There's a lot of warmth and energy on this album. What's your elevator pitch?
Over the last couple of years, I've been trying to use synthesizers in more of an instrument-like way. I feel like I hear nowadays kind of two poles for analog synth use: very gridded, explicitly mechanical stuff, like the Stranger Things soundtrack. On the other hand, there's acts like Snarky Puppy or Robert Glasper: people that will use mini-Moogs and play it like they're in Weather Report, which is awesome, but not necessarily harnessing the depth of sound design available these days.

I wanted to do something where instead of using these humongous synth sounds, where you play basically one melody with one sound and it takes up the whole frequency spectrum, I wanted to design small sounds that were like the size of an electric guitar of a flute or a trumpet and then combine them like an ensemble.

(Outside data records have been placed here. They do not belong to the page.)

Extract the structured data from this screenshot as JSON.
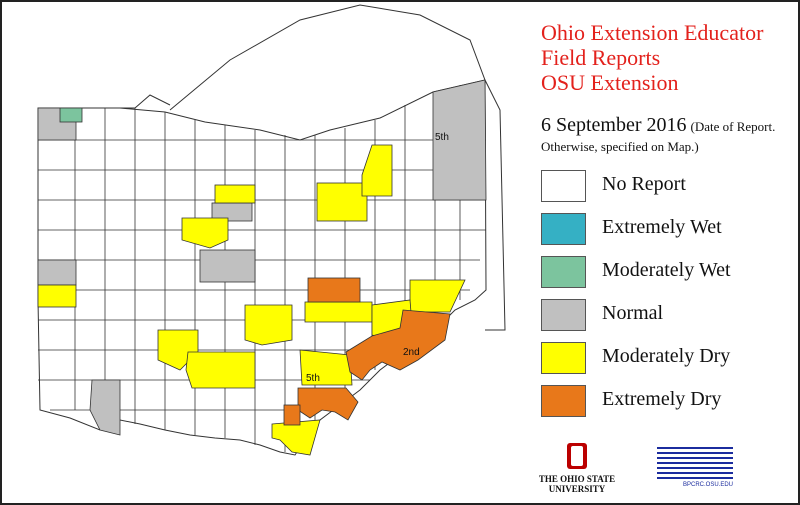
{
  "title_lines": [
    "Ohio Extension Educator",
    "Field Reports",
    "OSU Extension"
  ],
  "report_date": "6 September 2016",
  "date_note_1": "(Date of Report.",
  "date_note_2": "Otherwise, specified on Map.)",
  "colors": {
    "title_red": "#e3211c",
    "no_report": "#ffffff",
    "extremely_wet": "#35b0c4",
    "moderately_wet": "#7cc49e",
    "normal": "#c0c0c0",
    "moderately_dry": "#ffff00",
    "extremely_dry": "#e8781a"
  },
  "legend": [
    {
      "label": "No Report",
      "color": "#ffffff"
    },
    {
      "label": "Extremely Wet",
      "color": "#35b0c4"
    },
    {
      "label": "Moderately Wet",
      "color": "#7cc49e"
    },
    {
      "label": "Normal",
      "color": "#c0c0c0"
    },
    {
      "label": "Moderately Dry",
      "color": "#ffff00"
    },
    {
      "label": "Extremely Dry",
      "color": "#e8781a"
    }
  ],
  "district_labels": [
    "5th",
    "2nd",
    "5th"
  ],
  "logos": {
    "osu_line1": "THE OHIO STATE",
    "osu_line2": "UNIVERSITY",
    "bpc_url": "BPCRC.OSU.EDU"
  }
}
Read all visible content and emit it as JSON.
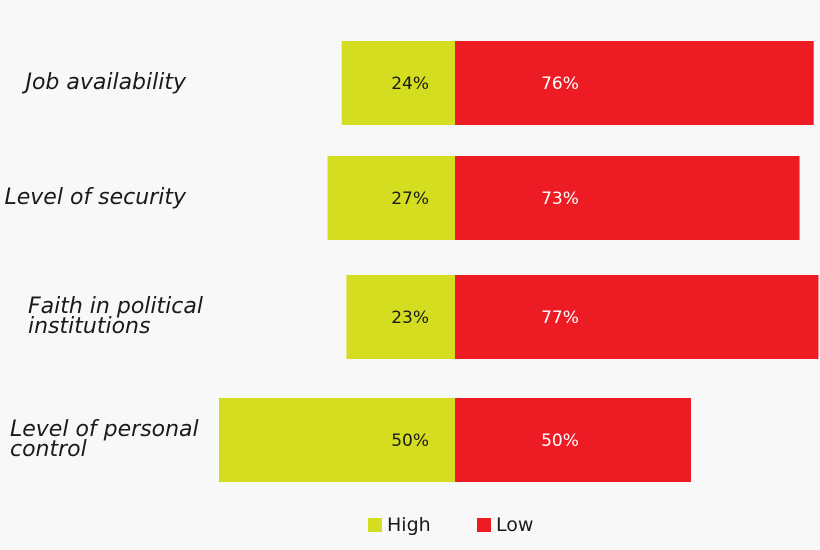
{
  "chart_data": {
    "type": "bar",
    "orientation": "horizontal",
    "stacked": true,
    "categories": [
      "Job availability",
      "Level of security",
      "Faith in political institutions",
      "Level of personal control"
    ],
    "category_lines": [
      [
        "Job availability"
      ],
      [
        "Level of security"
      ],
      [
        "Faith in political",
        "institutions"
      ],
      [
        "Level of personal",
        "control"
      ]
    ],
    "series": [
      {
        "name": "High",
        "color": "#d4dd1f",
        "values": [
          24,
          27,
          23,
          50
        ],
        "labels": [
          "24%",
          "27%",
          "23%",
          "50%"
        ]
      },
      {
        "name": "Low",
        "color": "#ed1c24",
        "values": [
          76,
          73,
          77,
          50
        ],
        "labels": [
          "76%",
          "73%",
          "77%",
          "50%"
        ]
      }
    ],
    "unit": "%",
    "xlim": [
      0,
      100
    ],
    "grid": false,
    "legend_position": "bottom"
  },
  "legend": {
    "high_label": "High",
    "low_label": "Low"
  }
}
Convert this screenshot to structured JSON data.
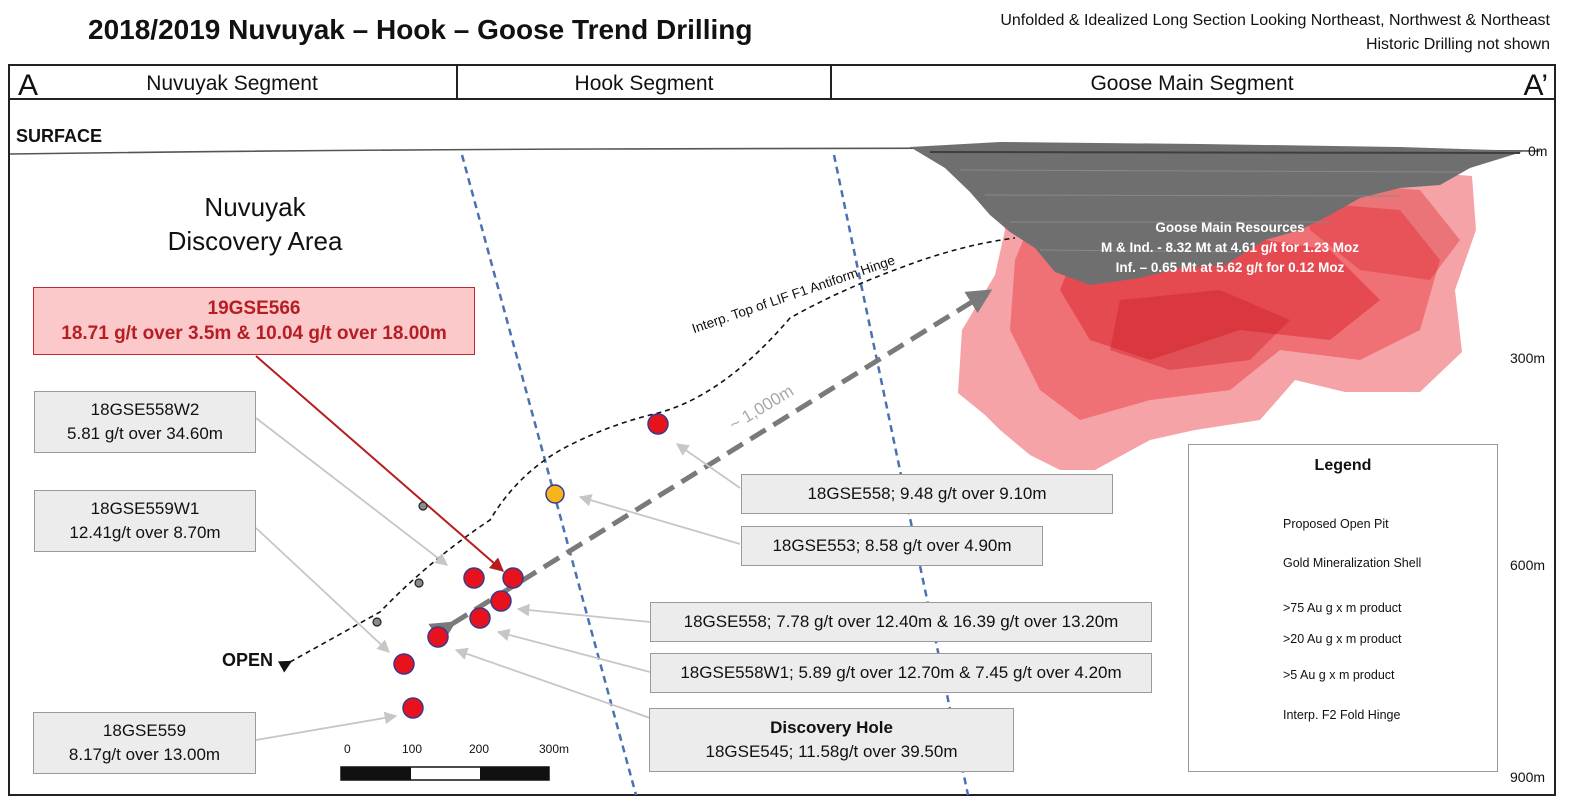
{
  "title": "2018/2019 Nuvuyak – Hook – Goose Trend Drilling",
  "notes": {
    "line1": "Unfolded & Idealized Long Section Looking Northeast, Northwest & Northeast",
    "line2": "Historic Drilling not shown"
  },
  "section_ends": {
    "left": "A",
    "right": "A’"
  },
  "segments": [
    "Nuvuyak Segment",
    "Hook Segment",
    "Goose Main Segment"
  ],
  "surface_label": "SURFACE",
  "depth_labels": [
    "0m",
    "300m",
    "600m",
    "900m"
  ],
  "area_label": {
    "line1": "Nuvuyak",
    "line2": "Discovery Area"
  },
  "resources": {
    "title": "Goose Main Resources",
    "line1": "M & Ind.  - 8.32 Mt at 4.61 g/t for 1.23 Moz",
    "line2": "Inf. – 0.65 Mt at 5.62 g/t for 0.12 Moz"
  },
  "hinge_label": "Interp. Top of LIF F1 Antiform Hinge",
  "distance_label": "~ 1,000m",
  "open_label": "OPEN",
  "callouts": {
    "gse566": {
      "title": "19GSE566",
      "text": "18.71 g/t over 3.5m & 10.04 g/t over 18.00m"
    },
    "gse558w2": {
      "title": "18GSE558W2",
      "text": "5.81 g/t over 34.60m"
    },
    "gse559w1": {
      "title": "18GSE559W1",
      "text": "12.41g/t over 8.70m"
    },
    "gse559": {
      "title": "18GSE559",
      "text": "8.17g/t over 13.00m"
    },
    "gse558a": {
      "text": "18GSE558; 9.48 g/t over 9.10m"
    },
    "gse553": {
      "text": "18GSE553; 8.58 g/t over 4.90m"
    },
    "gse558b": {
      "text": "18GSE558; 7.78 g/t over 12.40m & 16.39 g/t over 13.20m"
    },
    "gse558w1": {
      "text": "18GSE558W1; 5.89 g/t over 12.70m & 7.45 g/t over 4.20m"
    },
    "discovery": {
      "title": "Discovery Hole",
      "text": "18GSE545; 11.58g/t over 39.50m"
    }
  },
  "scale_bar": {
    "ticks": [
      "0",
      "100",
      "200",
      "300m"
    ]
  },
  "legend": {
    "title": "Legend",
    "items": [
      "Proposed Open Pit",
      "Gold Mineralization Shell",
      ">75 Au g x m product",
      ">20 Au g x m product",
      ">5 Au g x m product",
      "Interp. F2 Fold Hinge"
    ]
  },
  "colors": {
    "red_marker": "#e8121d",
    "yellow_marker": "#f6b51c",
    "small_marker": "#8a8a8a",
    "fold_hinge": "#4a72b0",
    "callout_arrow": "#b81c1c",
    "gold_shell": "#e8333a",
    "open_pit": "#6f6f6f"
  }
}
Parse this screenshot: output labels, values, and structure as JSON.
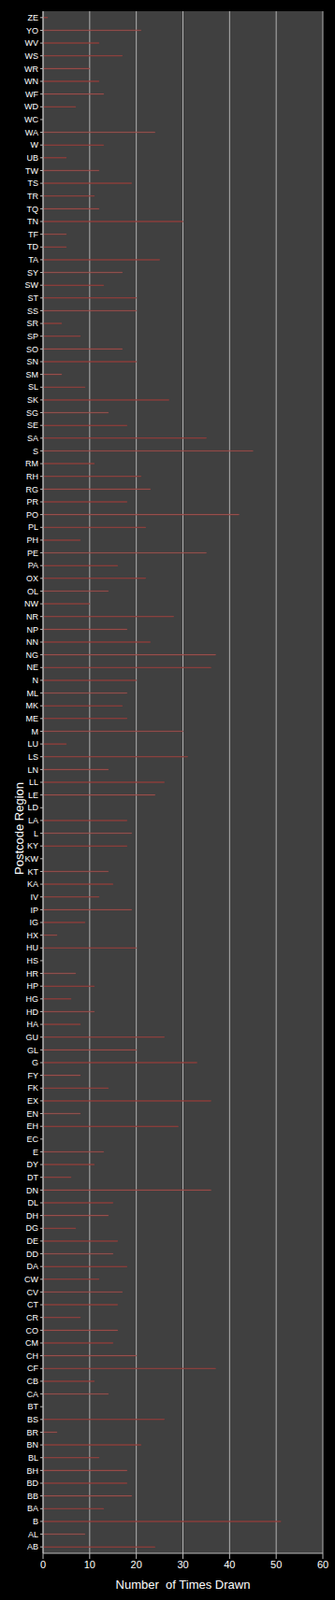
{
  "chart_data": {
    "type": "bar",
    "orientation": "horizontal",
    "x_label": "Number  of Times Drawn",
    "y_label": "Postcode Region",
    "categories": [
      "ZE",
      "YO",
      "WV",
      "WS",
      "WR",
      "WN",
      "WF",
      "WD",
      "WC",
      "WA",
      "W",
      "UB",
      "TW",
      "TS",
      "TR",
      "TQ",
      "TN",
      "TF",
      "TD",
      "TA",
      "SY",
      "SW",
      "ST",
      "SS",
      "SR",
      "SP",
      "SO",
      "SN",
      "SM",
      "SL",
      "SK",
      "SG",
      "SE",
      "SA",
      "S",
      "RM",
      "RH",
      "RG",
      "PR",
      "PO",
      "PL",
      "PH",
      "PE",
      "PA",
      "OX",
      "OL",
      "NW",
      "NR",
      "NP",
      "NN",
      "NG",
      "NE",
      "N",
      "ML",
      "MK",
      "ME",
      "M",
      "LU",
      "LS",
      "LN",
      "LL",
      "LE",
      "LD",
      "LA",
      "L",
      "KY",
      "KW",
      "KT",
      "KA",
      "IV",
      "IP",
      "IG",
      "HX",
      "HU",
      "HS",
      "HR",
      "HP",
      "HG",
      "HD",
      "HA",
      "GU",
      "GL",
      "G",
      "FY",
      "FK",
      "EX",
      "EN",
      "EH",
      "EC",
      "E",
      "DY",
      "DT",
      "DN",
      "DL",
      "DH",
      "DG",
      "DE",
      "DD",
      "DA",
      "CW",
      "CV",
      "CT",
      "CR",
      "CO",
      "CM",
      "CH",
      "CF",
      "CB",
      "CA",
      "BT",
      "BS",
      "BR",
      "BN",
      "BL",
      "BH",
      "BD",
      "BB",
      "BA",
      "B",
      "AL",
      "AB"
    ],
    "values": [
      1,
      21,
      12,
      17,
      10,
      12,
      13,
      7,
      0,
      24,
      13,
      5,
      12,
      19,
      11,
      12,
      30,
      5,
      5,
      25,
      17,
      13,
      20,
      20,
      4,
      8,
      17,
      20,
      4,
      9,
      27,
      14,
      18,
      35,
      45,
      11,
      21,
      23,
      18,
      42,
      22,
      8,
      35,
      16,
      22,
      14,
      10,
      28,
      18,
      23,
      37,
      36,
      20,
      18,
      17,
      18,
      30,
      5,
      31,
      14,
      26,
      24,
      0,
      18,
      19,
      18,
      0,
      14,
      15,
      12,
      19,
      9,
      3,
      20,
      0,
      7,
      11,
      6,
      11,
      8,
      26,
      20,
      33,
      8,
      14,
      36,
      8,
      29,
      0,
      13,
      11,
      6,
      36,
      15,
      14,
      7,
      16,
      15,
      18,
      12,
      17,
      16,
      8,
      16,
      15,
      20,
      37,
      11,
      14,
      0,
      26,
      3,
      21,
      12,
      18,
      18,
      19,
      13,
      51,
      9,
      24
    ],
    "color": "#c0504d",
    "xlim": [
      0,
      60
    ],
    "xticks": [
      0,
      10,
      20,
      30,
      40,
      50,
      60
    ],
    "grid": true
  }
}
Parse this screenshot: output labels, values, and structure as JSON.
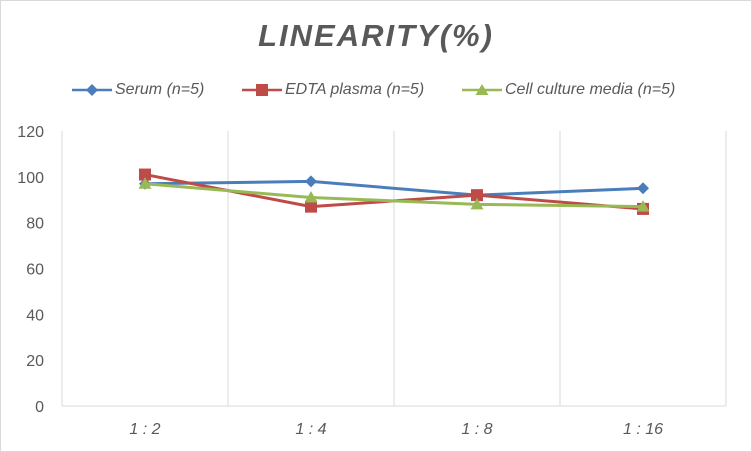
{
  "chart_data": {
    "type": "line",
    "title": "LINEARITY(%)",
    "xlabel": "",
    "ylabel": "",
    "categories": [
      "1:2",
      "1:4",
      "1:8",
      "1:16"
    ],
    "ylim": [
      0,
      120
    ],
    "yticks": [
      0,
      20,
      40,
      60,
      80,
      100,
      120
    ],
    "grid": "vertical",
    "legend_position": "top",
    "series": [
      {
        "name": "Serum (n=5)",
        "values": [
          97,
          98,
          92,
          95
        ],
        "color": "#4a7ebb",
        "marker": "diamond"
      },
      {
        "name": "EDTA plasma (n=5)",
        "values": [
          101,
          87,
          92,
          86
        ],
        "color": "#be4b48",
        "marker": "square"
      },
      {
        "name": "Cell culture media (n=5)",
        "values": [
          97,
          91,
          88,
          87
        ],
        "color": "#98b954",
        "marker": "triangle"
      }
    ]
  }
}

Do you have some idea of how you'll feel about this album down the road? Will this be your "COVID record" now and forever?
Like I said earlier, I have no framework for anticipating what I will think in that way. I can say, though, that I liked this [album]. I liked this music sooner than any other record I've ever made. Meaning that I always hate every record I'm working on as [I'm] finishing. Maybe not hate, but I think about what I'm failing to do and how it doesn't sound as good as the last Chemical Brothers record.

Then, six or seven months later, I come back and I'm like, "I kind of do like this," because it is what I aimed for. And with this one, I will say it is the fastest that I have come back, maybe just a couple weeks after it was mastered, and was like that that, "Hey, this song isn't so bad. Actually, I like that."